Locally Writ: Artist and poet Karen Mobley releases her first collection of poetry, ‘Trial by Ordeal’
Local artist and poet Karen Mobley never goes anywhere without a composition notebook, often writing down thoughts and feelings in poetic fragments or longer narrative essays that later become poems.
She started writing seriously in the mid-1990s after falling in with a group of writer friends and going to literary festivals, open mics and poetry slams. Her current work, she explained, is much more introspective than performative, however.
As the name suggests, “Trial by Ordeal” began taking shape during a period of great personal loss and reckoning. The collection explores faith, family and love with vivid visual references. Themes of grief, loss and personal development are woven throughout.
“I did a lot of free writing and journaling and thinking about things as they were happening,” Mobley said, explaining how she had lost her mother, father and brother all while experiencing several other physical injuries in a short space of time. “A lot of it was frankly a little too raw to actually be in a public format.”
Years of revision and editing passed before she started searching for a publisher, a task she found perhaps even more challenging than the actual writing. The book was finished, but the ordeal wasn’t over.
“I don’t want to sound super discouraging,” Mobley said, referencing the years she spent researching poetry contests, independent publishers and university presses. “I literally did 10 at a time, then I’d get rejections. Then I’d do 10 more.”

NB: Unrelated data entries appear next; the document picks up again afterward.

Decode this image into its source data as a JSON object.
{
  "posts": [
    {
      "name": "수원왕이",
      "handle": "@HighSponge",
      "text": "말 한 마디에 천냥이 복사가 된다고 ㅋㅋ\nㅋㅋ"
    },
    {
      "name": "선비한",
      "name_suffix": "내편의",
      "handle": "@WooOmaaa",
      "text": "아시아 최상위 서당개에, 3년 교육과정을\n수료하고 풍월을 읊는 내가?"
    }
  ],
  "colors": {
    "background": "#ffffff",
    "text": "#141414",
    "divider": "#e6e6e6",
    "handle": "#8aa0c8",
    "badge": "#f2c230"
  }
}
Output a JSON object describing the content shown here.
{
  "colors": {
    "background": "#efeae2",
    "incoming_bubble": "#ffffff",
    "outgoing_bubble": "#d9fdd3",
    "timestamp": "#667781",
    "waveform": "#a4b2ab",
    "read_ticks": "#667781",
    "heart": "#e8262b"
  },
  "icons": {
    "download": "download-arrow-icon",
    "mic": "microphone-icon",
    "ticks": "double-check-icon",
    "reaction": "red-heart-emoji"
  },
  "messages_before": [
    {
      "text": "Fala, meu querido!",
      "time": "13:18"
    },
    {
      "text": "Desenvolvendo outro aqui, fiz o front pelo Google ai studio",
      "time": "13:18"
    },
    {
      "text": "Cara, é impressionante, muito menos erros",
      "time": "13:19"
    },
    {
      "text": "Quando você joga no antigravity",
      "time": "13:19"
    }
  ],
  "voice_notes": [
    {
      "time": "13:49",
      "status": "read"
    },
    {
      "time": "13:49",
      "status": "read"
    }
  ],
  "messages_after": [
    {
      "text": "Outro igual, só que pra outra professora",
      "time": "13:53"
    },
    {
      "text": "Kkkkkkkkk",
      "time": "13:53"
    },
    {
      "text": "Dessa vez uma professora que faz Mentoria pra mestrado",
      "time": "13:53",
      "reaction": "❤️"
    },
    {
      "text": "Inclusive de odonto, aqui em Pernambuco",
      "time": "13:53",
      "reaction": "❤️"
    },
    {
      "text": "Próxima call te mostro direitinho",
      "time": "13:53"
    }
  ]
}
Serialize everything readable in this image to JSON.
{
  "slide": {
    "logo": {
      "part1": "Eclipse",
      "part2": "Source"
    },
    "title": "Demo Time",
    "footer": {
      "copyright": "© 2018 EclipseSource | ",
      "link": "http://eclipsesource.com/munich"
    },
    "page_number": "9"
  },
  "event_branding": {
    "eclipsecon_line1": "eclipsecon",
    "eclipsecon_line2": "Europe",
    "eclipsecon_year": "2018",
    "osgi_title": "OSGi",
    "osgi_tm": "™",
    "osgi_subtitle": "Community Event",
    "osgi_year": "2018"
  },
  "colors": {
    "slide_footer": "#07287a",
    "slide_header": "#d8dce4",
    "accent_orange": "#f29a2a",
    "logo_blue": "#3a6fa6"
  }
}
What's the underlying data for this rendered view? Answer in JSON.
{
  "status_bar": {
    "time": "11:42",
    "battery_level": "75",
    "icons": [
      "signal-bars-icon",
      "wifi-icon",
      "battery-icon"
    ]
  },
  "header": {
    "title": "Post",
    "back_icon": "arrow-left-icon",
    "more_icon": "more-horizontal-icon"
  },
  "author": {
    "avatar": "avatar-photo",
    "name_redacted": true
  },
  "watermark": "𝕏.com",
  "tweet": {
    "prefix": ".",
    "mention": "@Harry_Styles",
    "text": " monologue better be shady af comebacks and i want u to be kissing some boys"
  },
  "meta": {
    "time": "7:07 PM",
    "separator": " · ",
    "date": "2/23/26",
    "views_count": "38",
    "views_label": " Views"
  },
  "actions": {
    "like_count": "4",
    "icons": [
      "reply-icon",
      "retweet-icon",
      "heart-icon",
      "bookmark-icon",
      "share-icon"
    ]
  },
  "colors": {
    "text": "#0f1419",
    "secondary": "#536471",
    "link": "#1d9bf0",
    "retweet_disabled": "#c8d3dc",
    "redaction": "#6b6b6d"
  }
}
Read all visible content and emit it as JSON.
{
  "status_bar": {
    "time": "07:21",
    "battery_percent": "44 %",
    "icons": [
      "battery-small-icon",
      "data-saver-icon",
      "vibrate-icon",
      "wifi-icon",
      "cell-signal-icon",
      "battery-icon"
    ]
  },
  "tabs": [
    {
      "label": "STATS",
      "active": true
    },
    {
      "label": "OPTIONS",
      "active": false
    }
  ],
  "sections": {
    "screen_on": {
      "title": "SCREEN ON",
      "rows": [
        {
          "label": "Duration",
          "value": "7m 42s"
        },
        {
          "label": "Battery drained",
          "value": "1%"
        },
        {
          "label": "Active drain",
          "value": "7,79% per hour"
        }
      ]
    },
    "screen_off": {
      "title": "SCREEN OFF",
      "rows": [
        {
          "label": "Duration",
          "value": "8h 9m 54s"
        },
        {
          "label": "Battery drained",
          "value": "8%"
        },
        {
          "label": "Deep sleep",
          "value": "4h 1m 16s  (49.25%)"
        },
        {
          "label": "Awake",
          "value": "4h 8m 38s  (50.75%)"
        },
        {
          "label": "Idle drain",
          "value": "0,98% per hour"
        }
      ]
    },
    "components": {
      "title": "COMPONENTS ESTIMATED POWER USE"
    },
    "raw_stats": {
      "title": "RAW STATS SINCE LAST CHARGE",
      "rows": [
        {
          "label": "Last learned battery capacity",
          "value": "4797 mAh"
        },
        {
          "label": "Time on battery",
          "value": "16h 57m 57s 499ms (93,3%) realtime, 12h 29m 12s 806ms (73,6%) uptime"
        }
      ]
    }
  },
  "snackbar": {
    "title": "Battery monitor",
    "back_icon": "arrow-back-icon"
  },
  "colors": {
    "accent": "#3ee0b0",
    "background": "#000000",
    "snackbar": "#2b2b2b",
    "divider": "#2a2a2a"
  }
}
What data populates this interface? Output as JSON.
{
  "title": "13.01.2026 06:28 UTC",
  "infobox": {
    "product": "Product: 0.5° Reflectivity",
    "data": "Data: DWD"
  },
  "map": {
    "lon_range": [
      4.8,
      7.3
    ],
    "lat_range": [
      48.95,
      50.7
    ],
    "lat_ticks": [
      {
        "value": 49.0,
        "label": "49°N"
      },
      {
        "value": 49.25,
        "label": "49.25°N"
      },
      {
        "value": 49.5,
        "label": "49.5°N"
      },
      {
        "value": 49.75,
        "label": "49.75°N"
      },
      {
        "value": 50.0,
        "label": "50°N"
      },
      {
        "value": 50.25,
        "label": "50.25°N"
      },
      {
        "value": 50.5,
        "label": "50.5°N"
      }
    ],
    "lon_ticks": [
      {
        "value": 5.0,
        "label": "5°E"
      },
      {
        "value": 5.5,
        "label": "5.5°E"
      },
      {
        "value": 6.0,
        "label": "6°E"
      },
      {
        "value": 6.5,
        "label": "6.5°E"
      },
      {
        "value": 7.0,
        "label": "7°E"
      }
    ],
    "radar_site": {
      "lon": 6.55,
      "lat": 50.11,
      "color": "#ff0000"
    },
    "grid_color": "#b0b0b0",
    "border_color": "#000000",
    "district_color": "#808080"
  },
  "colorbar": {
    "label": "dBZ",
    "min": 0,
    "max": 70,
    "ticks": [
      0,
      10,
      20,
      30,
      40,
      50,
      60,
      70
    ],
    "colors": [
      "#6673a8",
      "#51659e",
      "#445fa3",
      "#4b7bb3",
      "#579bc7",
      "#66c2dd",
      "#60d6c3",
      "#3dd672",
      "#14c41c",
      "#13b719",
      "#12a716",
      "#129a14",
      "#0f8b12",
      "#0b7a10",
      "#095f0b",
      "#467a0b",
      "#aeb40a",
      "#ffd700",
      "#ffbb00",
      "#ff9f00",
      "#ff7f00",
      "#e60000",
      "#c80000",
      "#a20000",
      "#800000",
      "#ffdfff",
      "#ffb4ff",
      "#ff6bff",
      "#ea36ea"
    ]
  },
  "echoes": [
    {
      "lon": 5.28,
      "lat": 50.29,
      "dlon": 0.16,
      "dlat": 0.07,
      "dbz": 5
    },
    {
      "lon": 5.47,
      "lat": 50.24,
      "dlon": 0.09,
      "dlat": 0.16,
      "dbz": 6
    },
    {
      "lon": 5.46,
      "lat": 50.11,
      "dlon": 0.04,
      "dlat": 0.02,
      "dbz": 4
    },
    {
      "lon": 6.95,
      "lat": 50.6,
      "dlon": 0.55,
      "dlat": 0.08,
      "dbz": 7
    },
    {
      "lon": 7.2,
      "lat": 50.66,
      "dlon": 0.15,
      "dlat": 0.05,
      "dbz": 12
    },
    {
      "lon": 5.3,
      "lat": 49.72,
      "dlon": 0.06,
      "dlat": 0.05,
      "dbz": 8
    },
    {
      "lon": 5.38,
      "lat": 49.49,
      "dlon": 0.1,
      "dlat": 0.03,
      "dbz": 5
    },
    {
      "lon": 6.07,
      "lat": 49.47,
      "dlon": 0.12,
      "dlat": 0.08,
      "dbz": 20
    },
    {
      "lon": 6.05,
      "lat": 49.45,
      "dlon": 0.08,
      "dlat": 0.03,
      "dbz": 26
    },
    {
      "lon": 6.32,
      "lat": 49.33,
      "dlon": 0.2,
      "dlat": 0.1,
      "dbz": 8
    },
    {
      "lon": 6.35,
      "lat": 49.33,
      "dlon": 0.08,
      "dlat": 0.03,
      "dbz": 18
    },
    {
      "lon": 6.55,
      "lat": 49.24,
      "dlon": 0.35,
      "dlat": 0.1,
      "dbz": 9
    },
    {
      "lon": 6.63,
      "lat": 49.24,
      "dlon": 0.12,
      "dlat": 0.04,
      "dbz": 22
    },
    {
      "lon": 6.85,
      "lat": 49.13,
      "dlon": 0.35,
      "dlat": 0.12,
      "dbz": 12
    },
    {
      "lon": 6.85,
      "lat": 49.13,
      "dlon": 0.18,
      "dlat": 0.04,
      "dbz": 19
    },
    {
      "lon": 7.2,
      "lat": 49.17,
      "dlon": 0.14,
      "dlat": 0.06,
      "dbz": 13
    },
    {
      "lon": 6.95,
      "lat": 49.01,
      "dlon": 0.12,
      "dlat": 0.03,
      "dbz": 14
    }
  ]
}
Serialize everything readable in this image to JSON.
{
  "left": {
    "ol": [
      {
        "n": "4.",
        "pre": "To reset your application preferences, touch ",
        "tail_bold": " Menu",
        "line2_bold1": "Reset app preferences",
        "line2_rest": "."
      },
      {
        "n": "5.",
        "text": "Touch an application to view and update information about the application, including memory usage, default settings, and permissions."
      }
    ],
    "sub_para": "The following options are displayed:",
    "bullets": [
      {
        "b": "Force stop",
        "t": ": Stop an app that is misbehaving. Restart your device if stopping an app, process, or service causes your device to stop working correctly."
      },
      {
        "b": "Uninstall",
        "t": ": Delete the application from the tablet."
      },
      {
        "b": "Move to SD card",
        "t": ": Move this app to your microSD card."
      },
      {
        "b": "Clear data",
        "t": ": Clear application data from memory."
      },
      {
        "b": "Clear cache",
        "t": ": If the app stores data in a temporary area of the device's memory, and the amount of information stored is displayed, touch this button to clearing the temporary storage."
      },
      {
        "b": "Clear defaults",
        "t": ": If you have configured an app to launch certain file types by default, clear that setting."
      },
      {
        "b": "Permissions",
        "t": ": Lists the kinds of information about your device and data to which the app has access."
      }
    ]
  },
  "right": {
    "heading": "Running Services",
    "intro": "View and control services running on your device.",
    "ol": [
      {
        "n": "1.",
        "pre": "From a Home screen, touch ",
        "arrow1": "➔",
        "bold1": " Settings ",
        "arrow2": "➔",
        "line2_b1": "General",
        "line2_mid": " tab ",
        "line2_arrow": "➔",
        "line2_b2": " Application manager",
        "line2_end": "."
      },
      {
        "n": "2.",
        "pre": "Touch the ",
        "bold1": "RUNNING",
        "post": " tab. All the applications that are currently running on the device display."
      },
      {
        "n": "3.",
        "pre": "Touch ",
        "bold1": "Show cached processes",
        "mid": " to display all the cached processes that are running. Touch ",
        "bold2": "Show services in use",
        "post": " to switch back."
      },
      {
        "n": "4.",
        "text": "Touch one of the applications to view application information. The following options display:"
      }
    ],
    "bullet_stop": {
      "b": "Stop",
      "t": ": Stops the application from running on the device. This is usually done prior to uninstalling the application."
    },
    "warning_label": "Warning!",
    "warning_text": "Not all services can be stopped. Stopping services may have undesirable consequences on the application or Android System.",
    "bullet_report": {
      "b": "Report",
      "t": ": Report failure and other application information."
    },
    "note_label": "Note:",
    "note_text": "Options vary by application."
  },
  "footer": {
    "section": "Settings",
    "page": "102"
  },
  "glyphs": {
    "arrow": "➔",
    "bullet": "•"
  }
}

Getting a book published is difficult in the best of times, she explained, a book of poetry, even more so. Getting a book of poetry published and onto store shelves during a pandemic with limited to no foot traffic in bookstores is, therefore, nearly impossible.
Finally, she found Wipf and Stock Publishers, and it was all worth the wait.
Mobley sees herself primarily as a visual artist, but her poetry and painting take inspiration from each other.
“Visual information is very important,” she said. “Both to my art and to my writing.”
While her art can sometimes be more illustrative, she finds that her ideas tend to “bounce off” certain specific visual experiences before moving into abstraction.
Mobley’s art, written and otherwise, frequently highlights a fascination with nature, biology and geography that she inherited from her father, a game warden, and her mother, “a fanatical birdwatcher.”
“A lot of what I write about are the kinds of things you’d see walking a ditch line,” she said, explaining the kind of streams that form in irrigation ditches you might find covered with tall grass or wildflowers and populated with bugs, amphibians and birds because plows will skip over them. “It’s a wonderful place to see small but important creatures in the ecosystem.”
“Heron,” a poem she wrote for the collection reads: “Sky reflects blues / Blue heron’s feathers / Dad’s blue eyes / fading to gray / to white with sadness. / Nests are high in the trees – / the trees with high dry branches. / The nests will fall when the tree does die. / She will lose her nest. Babies will cry. / He stands in the water up to his knee with just one leg.”
To aspiring writers, Mobley offered the following advice:
“I tell all creatives – writers, artists, actors, inventors, gardeners – to keep working, practice your craft and keep making friends. Just like in any field, as you practice, you get better. Everyone needs a friend – find a writing group or a community of support. I don’t think that there is a ‘best’ way other than a path of persistence.”